By: Riley Fortier, M.Ed.

What is cuffing seasonAn image of a plaid blanket laid out on the grass, with a wicker basket filled with small pumpkins on top of it.

In its most basic definition, “cuffing season” is the time of the year that people are specifically looking to be in a relationship. In the Northern hemisphere, this happens in the beginning of Fall, around late September/October and ending in the Spring around April. “Cuffing” refers to getting “handcuffed” (yikes) or tied-down to a partner.

During the colder months, people are more likely to stay indoors in the warmth and the idea is that people would like a romantic partner to share that time with. It’s true that serotonin levels naturally drop with the temperature (Cohen, 2021) so people can start to feel down, which can trigger a desire to find someone to spend time with to combat that feeling. 

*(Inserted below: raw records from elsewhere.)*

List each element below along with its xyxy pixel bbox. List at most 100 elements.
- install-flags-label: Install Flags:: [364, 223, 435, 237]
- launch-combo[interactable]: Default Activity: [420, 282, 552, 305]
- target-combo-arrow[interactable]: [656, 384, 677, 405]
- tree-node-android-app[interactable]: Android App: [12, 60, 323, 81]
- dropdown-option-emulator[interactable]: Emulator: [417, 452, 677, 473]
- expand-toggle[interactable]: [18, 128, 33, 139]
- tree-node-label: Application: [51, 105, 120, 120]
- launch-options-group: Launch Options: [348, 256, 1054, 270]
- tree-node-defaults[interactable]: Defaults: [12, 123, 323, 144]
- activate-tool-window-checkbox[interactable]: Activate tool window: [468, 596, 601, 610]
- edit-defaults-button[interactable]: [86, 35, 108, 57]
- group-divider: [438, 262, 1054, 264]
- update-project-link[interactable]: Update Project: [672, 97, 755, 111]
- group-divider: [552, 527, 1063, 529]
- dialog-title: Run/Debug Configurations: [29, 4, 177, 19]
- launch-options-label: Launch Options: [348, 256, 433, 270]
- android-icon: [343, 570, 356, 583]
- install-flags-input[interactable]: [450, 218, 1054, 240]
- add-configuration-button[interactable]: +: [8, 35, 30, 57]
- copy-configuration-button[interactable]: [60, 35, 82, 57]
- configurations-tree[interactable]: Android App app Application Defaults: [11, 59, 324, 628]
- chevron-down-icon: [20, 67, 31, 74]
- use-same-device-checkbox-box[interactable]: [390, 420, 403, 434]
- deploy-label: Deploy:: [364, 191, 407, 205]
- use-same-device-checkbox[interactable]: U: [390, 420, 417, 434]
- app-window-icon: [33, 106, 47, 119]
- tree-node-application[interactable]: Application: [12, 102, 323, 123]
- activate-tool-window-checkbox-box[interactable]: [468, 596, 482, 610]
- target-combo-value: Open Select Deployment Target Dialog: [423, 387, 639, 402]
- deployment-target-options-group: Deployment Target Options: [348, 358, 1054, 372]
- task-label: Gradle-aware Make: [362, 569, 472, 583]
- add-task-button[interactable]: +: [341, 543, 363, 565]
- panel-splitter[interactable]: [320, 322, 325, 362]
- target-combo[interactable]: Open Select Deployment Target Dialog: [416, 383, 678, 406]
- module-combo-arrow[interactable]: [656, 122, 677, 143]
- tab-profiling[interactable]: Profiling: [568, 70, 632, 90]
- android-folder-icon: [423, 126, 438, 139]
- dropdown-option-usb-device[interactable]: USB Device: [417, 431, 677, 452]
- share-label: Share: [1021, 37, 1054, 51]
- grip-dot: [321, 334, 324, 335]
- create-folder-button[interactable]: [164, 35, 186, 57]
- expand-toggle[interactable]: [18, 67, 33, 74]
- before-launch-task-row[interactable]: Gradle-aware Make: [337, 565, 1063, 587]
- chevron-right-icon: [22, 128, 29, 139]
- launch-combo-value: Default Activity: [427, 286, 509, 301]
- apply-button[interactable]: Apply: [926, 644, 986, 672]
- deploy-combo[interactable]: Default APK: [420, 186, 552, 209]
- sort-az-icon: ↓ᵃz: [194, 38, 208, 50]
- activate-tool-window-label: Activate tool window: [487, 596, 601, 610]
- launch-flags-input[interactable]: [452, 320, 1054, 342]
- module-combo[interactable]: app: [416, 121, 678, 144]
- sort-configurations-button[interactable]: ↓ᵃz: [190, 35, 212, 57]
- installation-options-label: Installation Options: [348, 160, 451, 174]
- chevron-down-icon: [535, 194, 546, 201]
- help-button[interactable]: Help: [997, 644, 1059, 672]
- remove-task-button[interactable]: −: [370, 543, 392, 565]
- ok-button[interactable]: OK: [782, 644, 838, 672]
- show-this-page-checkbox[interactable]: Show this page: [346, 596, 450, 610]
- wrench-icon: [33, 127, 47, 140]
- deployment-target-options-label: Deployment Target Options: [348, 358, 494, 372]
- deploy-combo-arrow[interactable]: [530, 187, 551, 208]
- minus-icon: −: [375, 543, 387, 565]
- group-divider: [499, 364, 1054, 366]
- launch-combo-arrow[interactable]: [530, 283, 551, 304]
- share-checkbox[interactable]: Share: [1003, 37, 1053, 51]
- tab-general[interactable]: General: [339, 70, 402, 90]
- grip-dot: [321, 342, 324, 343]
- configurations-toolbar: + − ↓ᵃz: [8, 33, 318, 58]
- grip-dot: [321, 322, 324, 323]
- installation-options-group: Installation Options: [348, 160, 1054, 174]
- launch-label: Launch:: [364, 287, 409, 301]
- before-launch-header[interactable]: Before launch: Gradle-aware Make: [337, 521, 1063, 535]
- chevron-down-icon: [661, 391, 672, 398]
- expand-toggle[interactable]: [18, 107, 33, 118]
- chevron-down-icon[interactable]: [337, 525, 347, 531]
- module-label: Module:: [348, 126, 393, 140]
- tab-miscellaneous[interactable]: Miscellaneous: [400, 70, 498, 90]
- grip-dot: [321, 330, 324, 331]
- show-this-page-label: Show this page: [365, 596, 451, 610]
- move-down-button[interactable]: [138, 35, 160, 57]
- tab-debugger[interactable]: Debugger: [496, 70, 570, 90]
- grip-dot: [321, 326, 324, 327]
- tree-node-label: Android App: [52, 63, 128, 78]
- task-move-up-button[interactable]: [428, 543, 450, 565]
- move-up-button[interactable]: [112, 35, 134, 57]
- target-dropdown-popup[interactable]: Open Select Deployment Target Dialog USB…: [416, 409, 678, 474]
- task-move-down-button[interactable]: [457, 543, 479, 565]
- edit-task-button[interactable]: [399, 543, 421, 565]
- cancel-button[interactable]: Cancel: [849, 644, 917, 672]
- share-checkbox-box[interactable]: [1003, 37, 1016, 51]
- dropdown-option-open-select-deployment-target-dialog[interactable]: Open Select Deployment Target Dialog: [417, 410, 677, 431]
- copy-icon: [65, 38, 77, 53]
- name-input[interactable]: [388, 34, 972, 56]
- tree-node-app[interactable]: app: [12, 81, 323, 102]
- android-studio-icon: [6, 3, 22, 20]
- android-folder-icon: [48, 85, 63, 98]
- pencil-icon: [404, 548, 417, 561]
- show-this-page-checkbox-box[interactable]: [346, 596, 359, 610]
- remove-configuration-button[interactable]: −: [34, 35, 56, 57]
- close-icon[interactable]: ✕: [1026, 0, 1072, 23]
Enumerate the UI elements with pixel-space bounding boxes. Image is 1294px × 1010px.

Many people feel pressure to be in a relationship during this time of year. There are three main things you might want to consider:

  1. What you actually want – Do you really want to be in a short-term relationship? Would it be beneficial for you during this time in your life? Would the break up in the Spring be worth it?
  2. Define your boundaries – If this is strictly a short-term relationship for the winter, be up front about that and let them know BEFORE getting into a relationship with them. Is this relationship just to hook up and go do cold-weather activities with? What sort of emotional aspect (if any) are you looking for? Whatever your boundaries are, they should be explicit and stated (and agreed upon) before getting into a relationship.
  3. Communication – Communicate your boundaries at the front end of the relationship. But also do regular check ins. Is this working for you? Is this working for BOTH of you? Are your feelings about this relationship changing? Getting more intense? Less intense? Make sure there is open and honest communication throughout the relationship.

Main Points

Time to yourself

Think of all the things that you can do during the colder months. You can finally read that book you’ve been procrastinating on. You can catch up on a new show, or rewatch Gilmore Girls for the fifth time. Instead of actively seeking out someone to pass the time with, you can enjoy these cold months by yourself, and have a good time doing it.

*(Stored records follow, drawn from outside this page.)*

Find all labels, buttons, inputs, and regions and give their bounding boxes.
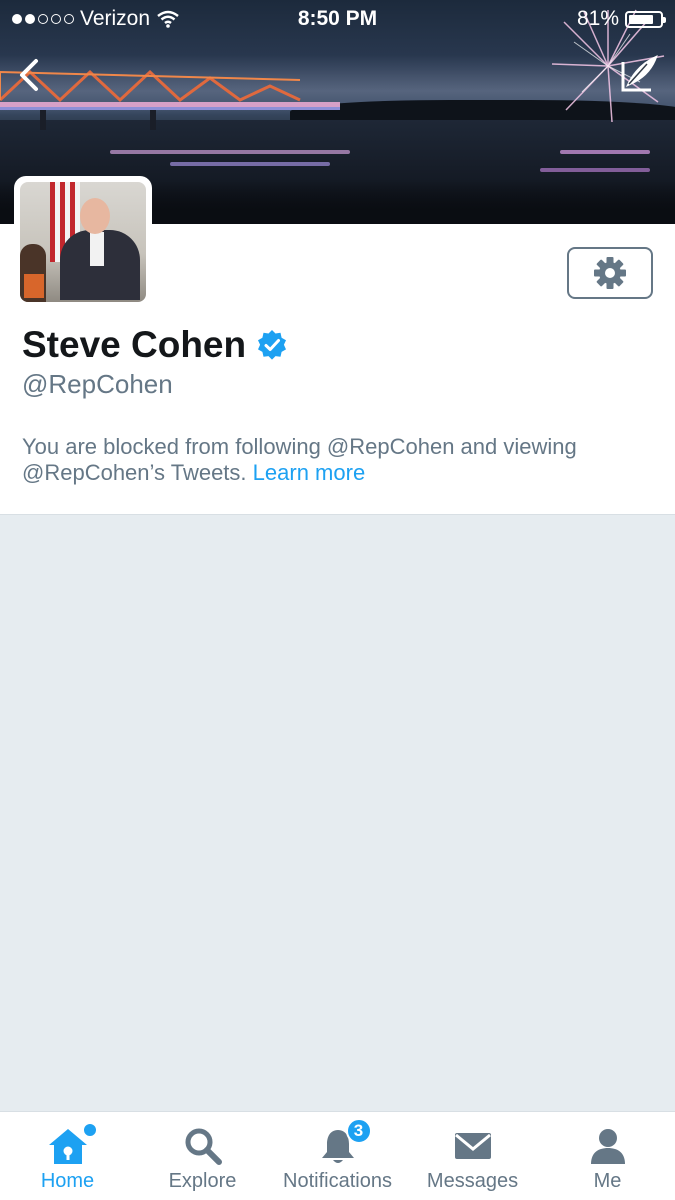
status-bar: Verizon 8:50 PM 81% xyxy=(0,0,675,38)
tab-me[interactable]: Me xyxy=(540,1112,675,1200)
tab-label: Messages xyxy=(426,1170,519,1192)
search-icon xyxy=(185,1128,222,1165)
tab-label: Home xyxy=(40,1170,95,1192)
tab-label: Notifications xyxy=(283,1170,392,1192)
bridge-illustration xyxy=(0,69,340,130)
new-content-dot xyxy=(81,1122,98,1138)
status-time: 8:50 PM xyxy=(297,7,378,30)
learn-more-link[interactable]: Learn more xyxy=(253,460,366,485)
tab-explore[interactable]: Explore xyxy=(135,1112,270,1200)
avatar-person-left-shirt xyxy=(24,274,44,298)
tab-label: Me xyxy=(593,1170,622,1192)
reflection xyxy=(560,150,650,154)
chevron-left-icon xyxy=(20,59,38,91)
notification-count-badge: 3 xyxy=(345,1118,372,1144)
avatar xyxy=(20,182,146,302)
profile-card: Steve Cohen @RepCohen You are blocked fr… xyxy=(0,176,675,514)
avatar-person-shirt xyxy=(90,232,104,266)
tab-home[interactable]: Home xyxy=(0,1112,135,1200)
battery-percent: 81% xyxy=(576,7,619,30)
reflection xyxy=(170,162,330,166)
avatar-person-head xyxy=(80,198,110,234)
verified-badge-icon xyxy=(258,330,287,360)
battery-icon xyxy=(625,10,666,28)
gear-icon xyxy=(594,257,626,289)
avatar-frame[interactable] xyxy=(14,176,152,308)
feather-compose-icon xyxy=(621,55,658,92)
profile-name: Steve Cohen xyxy=(22,324,247,365)
tab-label: Explore xyxy=(168,1170,237,1192)
person-icon xyxy=(590,1129,625,1164)
settings-button[interactable] xyxy=(567,247,653,299)
tab-messages[interactable]: Messages xyxy=(405,1112,540,1200)
profile-name-row: Steve Cohen xyxy=(22,324,288,366)
bottom-tab-bar: Home Explore 3 Notifications Messages Me xyxy=(0,1111,675,1200)
compose-button[interactable] xyxy=(617,52,661,96)
tab-notifications[interactable]: 3 Notifications xyxy=(270,1112,405,1200)
timeline-empty-area xyxy=(0,515,675,1111)
blocked-notice: You are blocked from following @RepCohen… xyxy=(22,434,652,486)
back-button[interactable] xyxy=(10,55,50,95)
envelope-icon xyxy=(454,1133,491,1159)
reflection xyxy=(540,168,650,172)
reflection xyxy=(110,150,350,154)
battery-indicator: 81% xyxy=(576,7,666,31)
profile-handle: @RepCohen xyxy=(22,369,173,399)
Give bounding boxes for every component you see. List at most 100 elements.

“Cuffing season”  focuses mainly on cisgender, heterosexual women. Maybe it’s time to unpack why it’s only this group of people that feel pressured to be in a relationship. What political, social, economic, etc. values does this speak to? Do women NEED to be in a relationship like this?

Cultural Importance

Focus on monogamy and distancing from the importance of community. Specifically in the U.S., there is a huge focus on having one and only one partner that can fill all your needs. There are other relationship structures that look to unpack that. Nonmonogamy and polyamory fundamentally challenge that, with people having, or being open to having, multiple partners.

Other cultures around the world have a much less individualistic society, meaning that the focus on community is much more prevalent. If folks have a tight-knit community, it can take some focus off of needing to be in a relationship. You can get most (if not all) of your needs met by a good community.

And for my asexual and/or aromantic readers, solidarity to you all. You don’t need to do any of these things.